In Africa's information space, the effectiveness of public health measures therefore depends not only on whether a message is scientifically accurate, but also on who delivers it.
Ebola: Borders and the Suspicion of Western Control
In this context, even Western health assistance carries narrative risks. According to Reuters, the EU announced €493 million in support for vaccines, treatment and health aid. At the same time, AP reported that the US was urging Europe to tighten travel measures over the risk of Ebola spreading from Africa. This tension is politically significant. Europe and the West may present their actions as health solidarity, but travel bans, quarantines and disputes over medical infrastructure can easily feed a narrative in which Africa is treated as a source of danger. Controversy surrounding a US-backed Ebola facility in Kenya further reinforces this vulnerability. For Europe, this is a test of whether it can speak about health security without reproducing the image of the continent as a problem to be isolated.
If local communities do not trust authorities, doctors and international organisations, even well-funded assistance can be interpreted as external interference. In such an environment, rumours and false materials can undermine not only public health campaigns, but also the credibility of Western partners.
“Biolabs”: Ukraine as Evidence in the Story of the West’s Hidden War
Russian media use the narrative about US “biolabs” in Ukraine to portray the West as a force engaged in covert military-biological activity rather than security cooperation. Sputnik Africa wrote about the alleged takeover of Ukrainian laboratories by the US under the pretext of pathogen control, cited the position of the Russian Ministry of Defence on alleged evidence of biological weapons development in Ukraine, and published claims attributed to former CIA officer Larry Johnson, according to whom US-funded research on pathogens such as the Marburg and Ebola viruses was intended to develop "ethnic bioagents" targeting specific genetic profiles. The most important element of the "biolabs" narrative is its extension from Ukraine to Africa. Sputnik Africa presented the US network of laboratories as a global tool aimed at Washington's opponents, with Ukraine described as the "tip of the iceberg", and claimed that there were 330 biological weapons laboratories worldwide, concentrated in the Global South. RT went even further, asking whether the US was turning Africa into a “quarantine zone”.

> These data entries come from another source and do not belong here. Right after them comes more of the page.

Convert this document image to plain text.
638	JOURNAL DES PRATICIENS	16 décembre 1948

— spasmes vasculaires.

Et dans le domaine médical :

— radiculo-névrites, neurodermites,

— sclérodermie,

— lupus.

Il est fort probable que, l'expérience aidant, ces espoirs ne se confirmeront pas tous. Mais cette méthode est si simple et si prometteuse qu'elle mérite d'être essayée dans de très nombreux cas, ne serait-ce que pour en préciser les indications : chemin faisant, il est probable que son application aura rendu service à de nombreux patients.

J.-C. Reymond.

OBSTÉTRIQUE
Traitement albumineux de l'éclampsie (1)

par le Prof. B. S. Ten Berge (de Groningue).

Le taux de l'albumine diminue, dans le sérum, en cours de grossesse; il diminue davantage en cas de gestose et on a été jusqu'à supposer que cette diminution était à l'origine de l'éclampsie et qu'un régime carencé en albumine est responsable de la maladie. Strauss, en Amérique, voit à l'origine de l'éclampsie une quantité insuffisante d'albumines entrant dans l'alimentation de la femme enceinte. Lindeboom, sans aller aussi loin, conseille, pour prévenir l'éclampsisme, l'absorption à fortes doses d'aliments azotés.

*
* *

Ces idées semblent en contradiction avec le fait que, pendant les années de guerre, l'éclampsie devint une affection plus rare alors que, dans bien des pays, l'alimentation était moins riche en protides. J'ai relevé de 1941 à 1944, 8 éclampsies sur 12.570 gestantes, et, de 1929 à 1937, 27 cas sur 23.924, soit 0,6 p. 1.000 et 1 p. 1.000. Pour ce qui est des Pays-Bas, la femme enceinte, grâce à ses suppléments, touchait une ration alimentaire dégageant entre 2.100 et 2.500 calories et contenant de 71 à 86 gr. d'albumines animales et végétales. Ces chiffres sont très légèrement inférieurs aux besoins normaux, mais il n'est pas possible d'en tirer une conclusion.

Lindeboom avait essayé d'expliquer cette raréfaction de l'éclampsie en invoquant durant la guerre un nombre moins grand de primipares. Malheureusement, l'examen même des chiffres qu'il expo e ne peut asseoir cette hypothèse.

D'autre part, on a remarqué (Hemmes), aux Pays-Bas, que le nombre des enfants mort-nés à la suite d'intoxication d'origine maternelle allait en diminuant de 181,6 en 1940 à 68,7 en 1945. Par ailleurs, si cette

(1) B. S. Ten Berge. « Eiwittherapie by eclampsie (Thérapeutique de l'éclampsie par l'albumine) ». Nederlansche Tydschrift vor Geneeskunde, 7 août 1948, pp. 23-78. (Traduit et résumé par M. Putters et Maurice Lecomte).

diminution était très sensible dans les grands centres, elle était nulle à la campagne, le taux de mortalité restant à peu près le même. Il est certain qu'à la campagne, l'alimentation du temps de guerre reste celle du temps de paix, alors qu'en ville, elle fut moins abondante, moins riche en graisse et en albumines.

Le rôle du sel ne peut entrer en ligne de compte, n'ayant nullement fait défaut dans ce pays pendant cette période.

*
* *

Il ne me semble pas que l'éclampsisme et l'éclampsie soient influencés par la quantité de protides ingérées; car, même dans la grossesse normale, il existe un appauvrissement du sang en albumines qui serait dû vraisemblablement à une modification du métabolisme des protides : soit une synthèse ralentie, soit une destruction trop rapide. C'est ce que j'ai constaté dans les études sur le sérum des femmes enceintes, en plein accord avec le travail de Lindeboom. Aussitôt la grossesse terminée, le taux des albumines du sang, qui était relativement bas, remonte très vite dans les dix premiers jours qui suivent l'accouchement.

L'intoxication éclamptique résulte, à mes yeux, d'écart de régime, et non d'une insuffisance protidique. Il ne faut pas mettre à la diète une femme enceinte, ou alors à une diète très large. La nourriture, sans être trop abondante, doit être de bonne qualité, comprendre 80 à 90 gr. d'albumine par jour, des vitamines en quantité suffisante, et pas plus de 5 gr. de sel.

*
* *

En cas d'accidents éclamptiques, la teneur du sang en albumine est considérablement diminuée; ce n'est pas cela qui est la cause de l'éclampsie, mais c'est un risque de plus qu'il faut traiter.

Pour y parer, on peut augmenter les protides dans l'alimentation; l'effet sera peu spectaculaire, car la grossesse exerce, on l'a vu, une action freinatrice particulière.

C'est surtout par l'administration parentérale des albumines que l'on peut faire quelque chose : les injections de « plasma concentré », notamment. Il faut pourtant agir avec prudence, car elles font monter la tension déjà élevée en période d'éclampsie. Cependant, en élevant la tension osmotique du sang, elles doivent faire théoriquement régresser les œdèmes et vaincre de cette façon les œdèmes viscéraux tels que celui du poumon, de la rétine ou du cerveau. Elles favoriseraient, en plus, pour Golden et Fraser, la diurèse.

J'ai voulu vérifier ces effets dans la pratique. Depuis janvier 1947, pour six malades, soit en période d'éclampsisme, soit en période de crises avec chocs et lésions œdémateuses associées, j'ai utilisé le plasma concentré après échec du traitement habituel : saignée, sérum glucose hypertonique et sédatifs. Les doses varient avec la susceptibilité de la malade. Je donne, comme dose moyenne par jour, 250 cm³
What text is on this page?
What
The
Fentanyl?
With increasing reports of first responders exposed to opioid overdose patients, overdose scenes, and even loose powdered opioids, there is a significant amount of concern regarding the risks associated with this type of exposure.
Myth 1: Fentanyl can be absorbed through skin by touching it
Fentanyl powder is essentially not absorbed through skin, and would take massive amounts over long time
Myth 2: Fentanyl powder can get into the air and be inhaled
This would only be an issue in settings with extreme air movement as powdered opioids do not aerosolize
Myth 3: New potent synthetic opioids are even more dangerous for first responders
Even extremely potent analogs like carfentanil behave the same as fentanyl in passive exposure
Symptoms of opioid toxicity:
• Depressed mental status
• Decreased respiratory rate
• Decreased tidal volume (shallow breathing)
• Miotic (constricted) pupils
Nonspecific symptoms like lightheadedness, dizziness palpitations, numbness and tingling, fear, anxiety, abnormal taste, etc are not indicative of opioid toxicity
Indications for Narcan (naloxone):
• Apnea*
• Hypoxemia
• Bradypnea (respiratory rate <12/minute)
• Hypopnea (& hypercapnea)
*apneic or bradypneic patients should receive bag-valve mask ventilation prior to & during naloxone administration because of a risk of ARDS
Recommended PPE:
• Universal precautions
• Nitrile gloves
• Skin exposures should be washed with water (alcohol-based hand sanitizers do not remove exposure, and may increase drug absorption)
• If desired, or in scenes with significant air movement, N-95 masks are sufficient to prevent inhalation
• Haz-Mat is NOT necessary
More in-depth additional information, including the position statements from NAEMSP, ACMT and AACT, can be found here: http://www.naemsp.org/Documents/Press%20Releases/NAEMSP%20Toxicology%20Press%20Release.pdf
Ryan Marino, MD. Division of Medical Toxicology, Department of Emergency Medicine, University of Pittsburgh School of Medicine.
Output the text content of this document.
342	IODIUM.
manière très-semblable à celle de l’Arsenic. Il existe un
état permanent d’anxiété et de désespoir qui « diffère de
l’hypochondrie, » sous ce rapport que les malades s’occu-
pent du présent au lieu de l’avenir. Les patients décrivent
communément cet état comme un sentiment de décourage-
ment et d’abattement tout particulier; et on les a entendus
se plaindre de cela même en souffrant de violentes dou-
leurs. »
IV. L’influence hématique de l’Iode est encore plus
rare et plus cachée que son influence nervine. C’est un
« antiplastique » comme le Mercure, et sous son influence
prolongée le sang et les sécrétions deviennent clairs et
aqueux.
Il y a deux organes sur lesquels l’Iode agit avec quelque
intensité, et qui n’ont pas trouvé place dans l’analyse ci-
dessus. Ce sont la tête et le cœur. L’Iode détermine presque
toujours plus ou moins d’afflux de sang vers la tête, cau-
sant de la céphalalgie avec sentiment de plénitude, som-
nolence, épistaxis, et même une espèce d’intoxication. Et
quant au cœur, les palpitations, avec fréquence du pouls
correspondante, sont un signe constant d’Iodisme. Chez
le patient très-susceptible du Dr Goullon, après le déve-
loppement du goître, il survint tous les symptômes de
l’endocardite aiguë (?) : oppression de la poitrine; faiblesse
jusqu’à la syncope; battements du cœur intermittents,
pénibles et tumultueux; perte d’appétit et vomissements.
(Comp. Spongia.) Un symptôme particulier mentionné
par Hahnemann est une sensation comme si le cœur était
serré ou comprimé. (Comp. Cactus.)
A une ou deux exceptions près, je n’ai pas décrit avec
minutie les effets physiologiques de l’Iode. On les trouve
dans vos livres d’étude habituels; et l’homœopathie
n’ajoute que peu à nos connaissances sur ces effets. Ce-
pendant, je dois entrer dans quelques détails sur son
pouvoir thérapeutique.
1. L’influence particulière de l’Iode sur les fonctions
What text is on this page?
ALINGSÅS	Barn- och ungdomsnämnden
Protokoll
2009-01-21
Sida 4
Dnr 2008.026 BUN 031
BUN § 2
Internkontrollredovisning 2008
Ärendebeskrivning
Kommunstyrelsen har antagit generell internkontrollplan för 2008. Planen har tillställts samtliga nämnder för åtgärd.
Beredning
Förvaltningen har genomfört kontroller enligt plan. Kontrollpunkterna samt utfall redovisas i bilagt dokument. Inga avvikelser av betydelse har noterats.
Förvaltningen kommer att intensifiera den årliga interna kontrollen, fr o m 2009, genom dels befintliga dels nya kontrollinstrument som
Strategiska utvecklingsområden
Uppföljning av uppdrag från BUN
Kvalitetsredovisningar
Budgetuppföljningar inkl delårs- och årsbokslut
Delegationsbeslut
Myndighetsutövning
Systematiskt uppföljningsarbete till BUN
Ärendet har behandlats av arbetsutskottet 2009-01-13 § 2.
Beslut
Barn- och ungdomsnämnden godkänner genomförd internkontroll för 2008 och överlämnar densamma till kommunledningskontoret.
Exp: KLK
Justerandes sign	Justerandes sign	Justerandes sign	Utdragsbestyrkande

For audiences in Africa, Ukraine is less the target itself than an example. Western laboratories, pathogen-monitoring programmes and health projects can be presented not as protection against epidemics, but as instruments of dependency and interference. For Europe, this means that declarations of good intentions are not enough. Health projects must be transparent, co-managed with local institutions and communicated in a way that does not reinforce suspicions of a biological form of neocolonialism.